I spent a good deal of time examining this painting and the two weird robot-looking people looking like they are having an argument within.  To begin with I wasn't aware that Pollock had strayed much beyond his drip-painting technique so this challenged my expectations.  Secondly, to me there is an aspect of the future in this painting (maybe than for no other reason than the characters in it look vaguely like automatons) and futurism is a genre/style which appeals to me.  The use of colour more than the textures caught my eye in this instance (but again, sadly, google images does not do it justice): To put it into perspective, in a room full of Pollock's masterpieces, this one commanded my attention.
   I think I have a greater respect for Pollock than I did earlier.  I suppose I always suspected that there was something to his work which had to be appreciated firsthand.  Having now seen some of it I can attest to this fact.  Remember, a ticket to an art gallery is never money wasted.
Stay Thisrty
-Andre Guantanamo

Tuesday, 26 July 2011

Breaking the Ice

My Friends,
   Today in preparation for an upcoming excursion around the globe I ventured to the travel clinic to receive vaccinations.  Whilst waiting in the aptly named "waiting room" I overheard a frustrated, middle-aged receptionist commiserating with her co-worker about patients demanding estimations of expected wait times over the phone.  "The wait will last until someone calls you in," she went on, speaking the words she wished she could have said to the caller instead of the more placating answer she likely gave him.  The great irony in this is that noone, the receptionist included, wants their time wasted.  So we cannot fault someone for trying to plan their day and asking for a time estimation; but should we indulge them?
   I understand the importance of timings; they provide structure and allow the world as we know it to function (for better or worse) but for far too many people (regrettably, myself included more often than not), life is nothing but a series of timings: be at work for 9, pick up the kids at 6, dinner at 630.  It all seems a little mundane but we can justify it because we all think we are working for something better.

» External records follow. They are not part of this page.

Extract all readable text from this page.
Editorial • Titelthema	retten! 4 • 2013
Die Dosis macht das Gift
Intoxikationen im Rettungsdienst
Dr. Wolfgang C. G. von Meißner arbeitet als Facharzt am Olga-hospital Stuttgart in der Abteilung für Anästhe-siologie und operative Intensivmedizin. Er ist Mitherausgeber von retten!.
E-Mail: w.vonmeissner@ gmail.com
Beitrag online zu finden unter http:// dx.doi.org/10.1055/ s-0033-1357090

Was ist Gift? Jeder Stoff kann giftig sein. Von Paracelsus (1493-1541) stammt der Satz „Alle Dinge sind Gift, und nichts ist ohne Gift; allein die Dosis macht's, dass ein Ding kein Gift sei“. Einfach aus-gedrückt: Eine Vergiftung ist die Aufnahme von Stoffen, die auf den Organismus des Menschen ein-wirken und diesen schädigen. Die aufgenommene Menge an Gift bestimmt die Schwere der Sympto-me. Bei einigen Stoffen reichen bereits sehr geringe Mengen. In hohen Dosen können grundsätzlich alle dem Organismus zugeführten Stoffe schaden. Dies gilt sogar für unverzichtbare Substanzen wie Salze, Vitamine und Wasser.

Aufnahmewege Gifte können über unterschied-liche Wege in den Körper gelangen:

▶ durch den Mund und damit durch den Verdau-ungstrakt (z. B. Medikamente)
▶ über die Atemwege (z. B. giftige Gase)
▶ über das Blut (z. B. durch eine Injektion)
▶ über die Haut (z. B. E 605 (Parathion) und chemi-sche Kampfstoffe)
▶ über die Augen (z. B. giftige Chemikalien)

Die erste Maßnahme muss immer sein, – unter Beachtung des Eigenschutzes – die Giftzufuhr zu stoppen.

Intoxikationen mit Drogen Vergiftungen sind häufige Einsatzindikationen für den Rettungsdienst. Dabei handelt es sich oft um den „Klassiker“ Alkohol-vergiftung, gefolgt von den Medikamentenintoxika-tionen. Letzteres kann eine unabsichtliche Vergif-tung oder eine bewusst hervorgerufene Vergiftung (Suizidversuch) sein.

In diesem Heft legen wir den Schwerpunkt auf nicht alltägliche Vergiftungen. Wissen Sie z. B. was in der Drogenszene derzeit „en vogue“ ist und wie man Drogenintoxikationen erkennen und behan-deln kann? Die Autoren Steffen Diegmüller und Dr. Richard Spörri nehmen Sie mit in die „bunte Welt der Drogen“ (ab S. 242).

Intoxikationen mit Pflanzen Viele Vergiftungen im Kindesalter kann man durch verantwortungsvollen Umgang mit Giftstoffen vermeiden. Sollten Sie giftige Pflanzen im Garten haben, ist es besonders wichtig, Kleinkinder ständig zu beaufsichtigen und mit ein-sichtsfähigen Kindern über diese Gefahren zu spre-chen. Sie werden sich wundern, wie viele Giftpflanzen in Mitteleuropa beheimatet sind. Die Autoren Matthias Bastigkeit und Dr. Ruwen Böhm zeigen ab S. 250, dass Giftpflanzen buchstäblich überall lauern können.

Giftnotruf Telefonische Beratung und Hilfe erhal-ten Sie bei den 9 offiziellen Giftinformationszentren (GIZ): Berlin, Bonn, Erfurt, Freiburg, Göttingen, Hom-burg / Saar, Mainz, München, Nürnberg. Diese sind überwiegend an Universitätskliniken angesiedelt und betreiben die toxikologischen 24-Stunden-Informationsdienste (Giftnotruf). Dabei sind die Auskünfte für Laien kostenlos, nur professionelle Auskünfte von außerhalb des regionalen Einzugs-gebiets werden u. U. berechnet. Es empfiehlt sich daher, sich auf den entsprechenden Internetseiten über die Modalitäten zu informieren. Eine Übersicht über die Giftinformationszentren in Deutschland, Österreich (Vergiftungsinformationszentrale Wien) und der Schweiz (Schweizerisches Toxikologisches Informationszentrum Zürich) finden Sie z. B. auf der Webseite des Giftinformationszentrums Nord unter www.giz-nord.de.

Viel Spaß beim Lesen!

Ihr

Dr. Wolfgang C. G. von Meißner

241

   Do you know what that "better" is?  I do.  It is the day when we don't have to have our timings dictated to us and we are free to live as we please.  But we'll never get there.  Because as stultifying to our flourishing existence on this planet as the rigidity of timings is, it also provides a modicum of security and stability; two things people feel lost without.  Therefore, people, even those who answer to noone, will always be slaves to the self-imposed rigidity of timings because it is, like a well-worn pair of underwear that has served you well, something that is difficult to part with.

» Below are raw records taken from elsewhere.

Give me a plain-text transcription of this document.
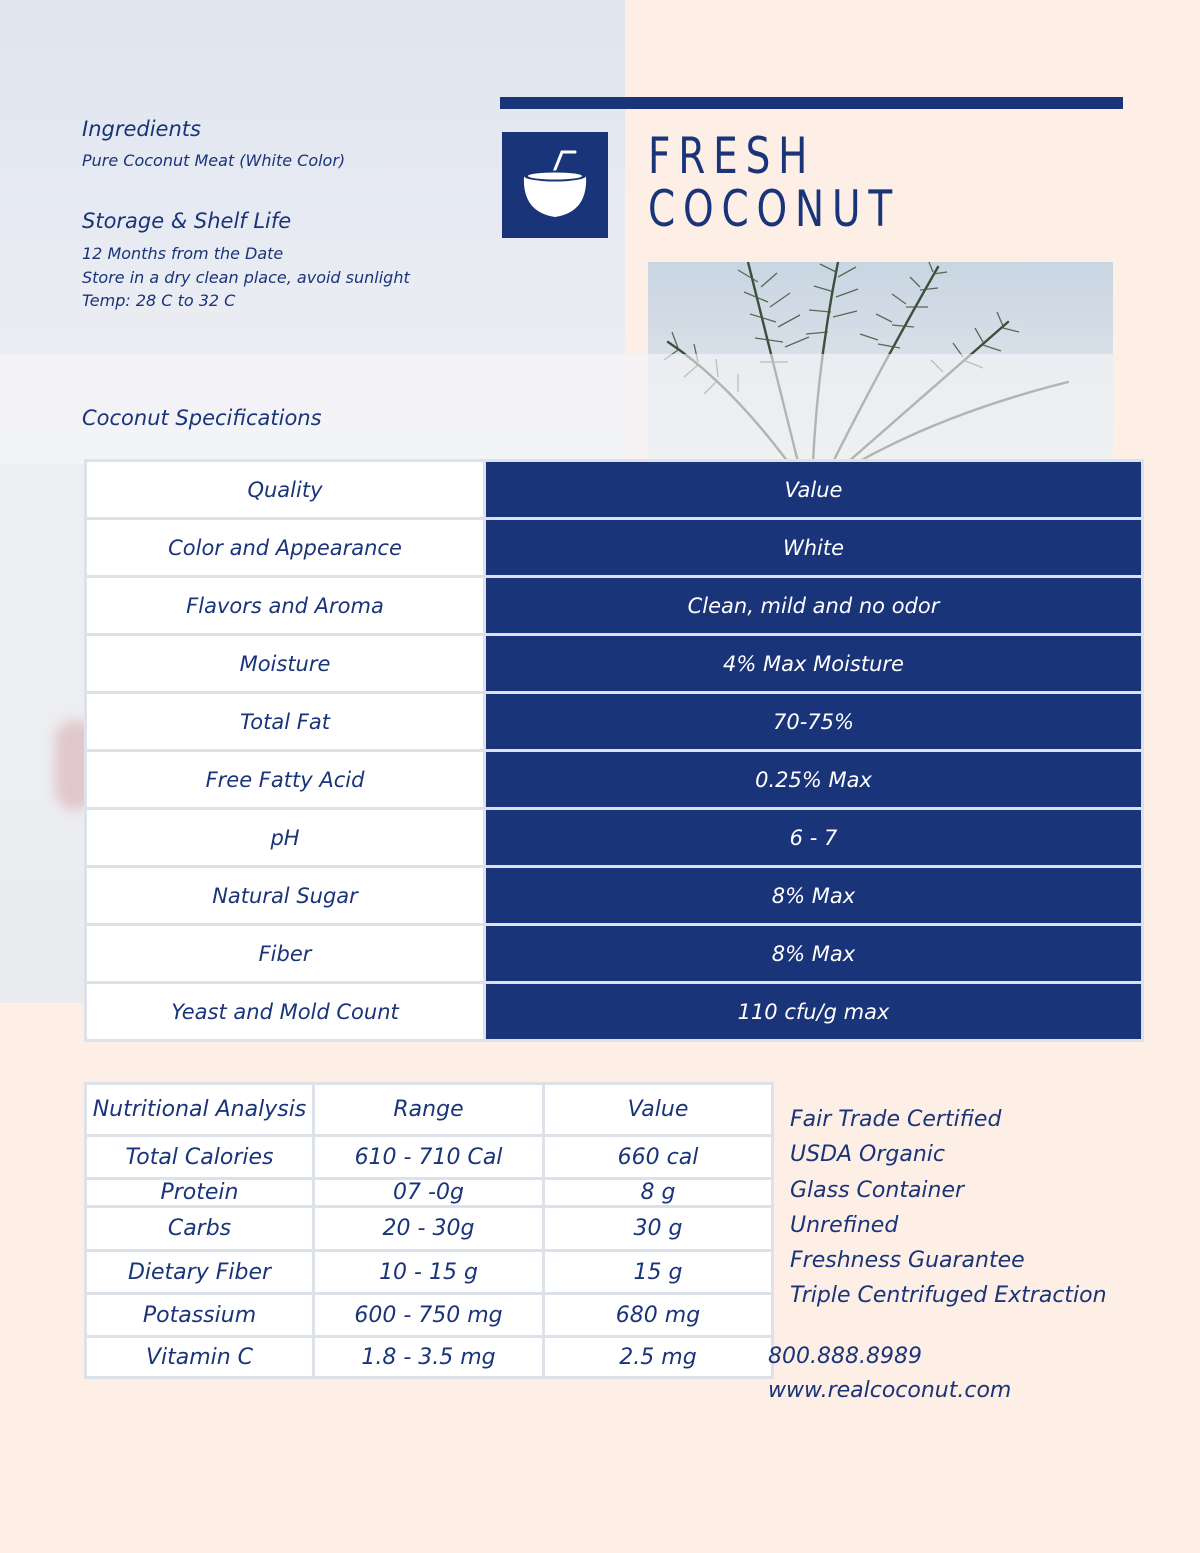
FRESH
COCONUT
Ingredients
Pure Coconut Meat (White Color)
Storage & Shelf Life
12 Months from the Date
Store in a dry clean place, avoid sunlight
Temp: 28 C to 32 C
Coconut Specifications
Quality	Value
Color and Appearance	White
Flavors and Aroma	Clean, mild and no odor
Moisture	4% Max Moisture
Total Fat	70-75%
Free Fatty Acid	0.25% Max
pH	6 - 7
Natural Sugar	8% Max
Fiber	8% Max
Yeast and Mold Count	110 cfu/g max
Nutritional Analysis	Range	Value
Total Calories	610 - 710 Cal	660 cal
Protein	07 -0g	8 g
Carbs	20 - 30g	30 g
Dietary Fiber	10 - 15 g	15 g
Potassium	600 - 750 mg	680 mg
Vitamin C	1.8 - 3.5 mg	2.5 mg
Fair Trade Certified
USDA Organic
Glass Container
Unrefined
Freshness Guarantee
Triple Centrifuged Extraction
800.888.8989
www.realcoconut.com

   I opt to go without the proverbial underwear and forsake these timings.  If I must rush for something, let it be something I eagerly anticipate.  If I am late for something they will wait for me or they won't; either way, I'll be fine.  If I am early for something that gives me extra time to read something interesting or plot an escape route should things get out of hand (depending on the type of appointments you book). In short, inasmuch as possible, we should be attempting to throw off the twin yokes of imposed timings and obligations and revel in the time we can free up for ourselves.  If we don't learn to live life on our own schedule now we will never know how to do it.